The three flags that matter
Every session we create has these set:
Flag | What it does |
|---|---|
| Recording starts itself — nobody has to remember |
| Candidate isn’t staring at “waiting for host” if the instructor is two minutes late |
| AI Companion fires the moment the call begins |
We learned all three the hard way during testing. Obvious in hindsight. Everything is.
Webhooks — and the one that lies
Zoom sends three webhooks per session:
meeting.ended→ mark session completerecording.completed→ store the recording linkmeeting.summary_completed→ pull the AI Companion summary
The first two are reliable. The third one is not. AI Companion sometimes finishes and never fires the event.
So we run a 24-hour polling fallback: if a session ended yesterday and we still don’t have a summary, ask Zoom directly. This sounds unsophisticated. It is the difference between 95% reliability and 100%.
Never trust a webhook to be the only path. We write it on the wall every sprint.
What we deliberately didn’t ship
We had a more ambitious plan: a custom GPT-4o-mini summarization layer generating two versions of every session summary — a warm, encouraging one for the candidate and a blunt one for managers, flagging missed commitments and candidates not doing the homework.
We cut it.
The reason: we wanted to validate the full loop before adding our own prompt surface. Custom prompts drift. They need evaluations. They need an owner. Shipping Zoom’s native summary first tells us whether instructors and managers open the summary at all — before we spend three weeks tuning something nobody uses.
The dual-summary code is still in the branch. Dormant. Not deleted. We’ll turn it back on when we have signal that the manager view is getting used.
The numbers, cleanly
What we shipped | ||
|---|---|---|
Monthly cost | ~$100, usage-based | $44, flat |
Bot visible in meeting | Yes | None |
Custom summarization | Yes | Not yet (by choice) |
Pipeline drift risk | Medium | None |
Integration complexity | Medium | Low |
The honest lesson
The most useful thing we did this sprint was delete a service we’d already integrated.

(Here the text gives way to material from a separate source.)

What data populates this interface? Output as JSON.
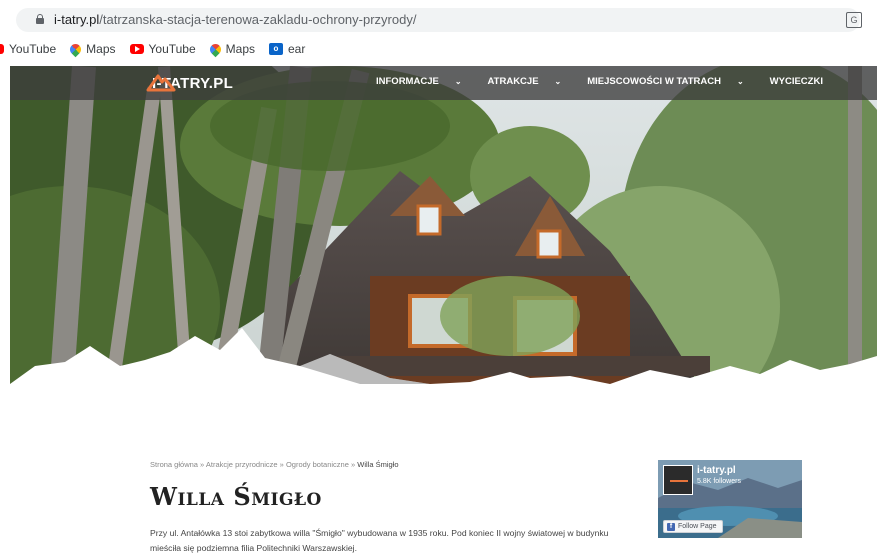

Shipping a custom pipeline is easy to take credit for. Not shipping one is harder — it means noticing that the platform you’re already paying for has the feature, and that the real work is wiring a webhook and writing twenty lines of seat-allocation logic.
If you’re looking at this problem in 2026: check whether your video platform already does this. If it does, the work is glue. If you genuinely need a meeting bot — your sessions run on five different platforms, or you need to extract something the platform won’t expose — you’ll know. Otherwise, the boring answer is probably right.
We’ll revisit when one of two things happens: AI Companion’s accuracy on Indian-accented English stops being good enough, or we start running sessions on Meet and Teams. Until then, the system that’s running is the system we want.
Session recording is live in SMO, Wynisco’s internal coaching tool used by instructors and managers to run candidates through the US and Canadian job market.